Para penontonlah yang menjadi tujuan penting adanya OVJ, karena merekalah para elit menciptakan OVJ yang menurutnya sebagai sebuah kebutuhan yang dikangeni oleh konsumer. Menurut Adorno semacam itu hanyalah realitas palsu. Seorang teman pernah menggambarkan analisisnya terhadap Indonesian Idol, bahwa apa yang distandarisasi yang menjadi penyanyi itu tergantung penonton. Secara tidak langsung mereka para elit mematikan kekuatan penyanyi yang handal namu kalah dalam poling sms.

Disisi lain apa yang menjadi sebuah tontonan panggung adalah apa yang dikehendaki oleh komando, untuk menyegarkan suasana para ahli menyiapkan screen yang lebih menarik dari acara lain-nya. Dihadirkanlah akting spontan yang selalu diperankan oleh para pemain OVJ, Lalu kenapa para produser tidak menegur mereka?. Sontak produser menyadari bahwa dengan seperti itulah nilah lebih akan selalu terjaga dan dengan demikian pengamanan nilai tukar semakin terlihat terang dengan pembaharuan akting para pemain OVJ. Konsumen adalah raja karena konsumen yang dimaknai mereka adalah yang menikmati pertunjukan OVJ dengan khidmat, pra penonton di atomisasi oleh suatu pertunjukan acara, konsumer hanya menjadi citra cermin, karena konsumer tidak pernah merancang acara TV OVJ tersebut. (Lacan, baca:Citra cermin )

Sebetulnya banyak puzzle yang tiada sempat saya ungkapkan disini, tidaklah saya tak mampu untuk menggambarkannya akan tetapi akan lahir banyak hal dari berbagi disiplin yang bisa saya jabarkan. Semisal karena kegirangan para penikmat budaya massa/populer/industri, maka orang-orang tersebut sedikit demi sedikit meninggalkan kebudayaan yang tinggi yang ditenggarai seperti kelokalan. Karena munculnya kebudayaan massa yang selalu menjadi hal yang baru, pembaharuan sebagai lawan kebudayaan tinggi.

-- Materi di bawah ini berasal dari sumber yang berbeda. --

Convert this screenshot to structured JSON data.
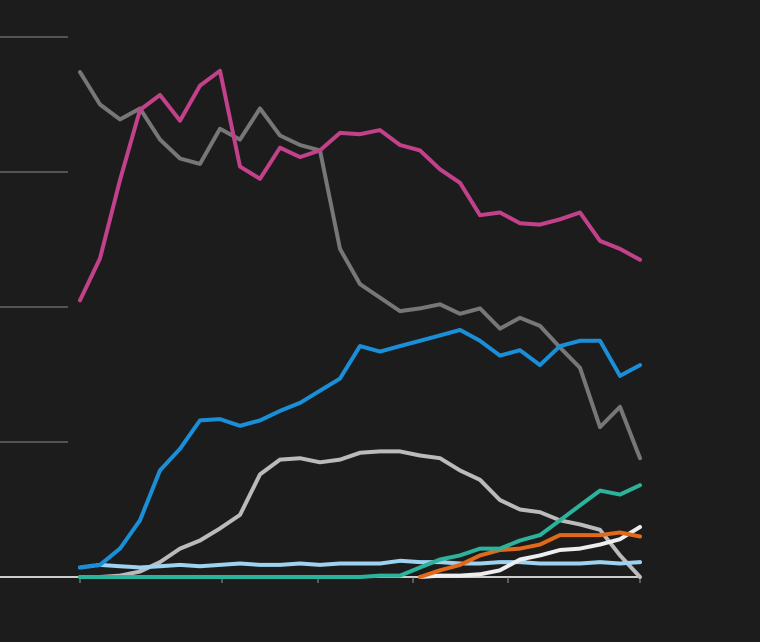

Lebih jauh Adorno mengatakan bahwa secara sederhana dapat dikatakan bahwa budaya massa adalah budaya populer yang dihasilkan melalui tekhnikl industrial produksi massa dan dipasrkan untuk mendapatkan keuntungan kepada khalayak konsumen massa. Belum lepas dari ingatan kita ketika acara OVJ yang diadakan di bali dan yang terakhir di jogja maka berbondong-bondonglah massa yang banyak untuk menonton acara tersebut, karena kekuatan medialah pemaknaan subjek bisa dijalankan.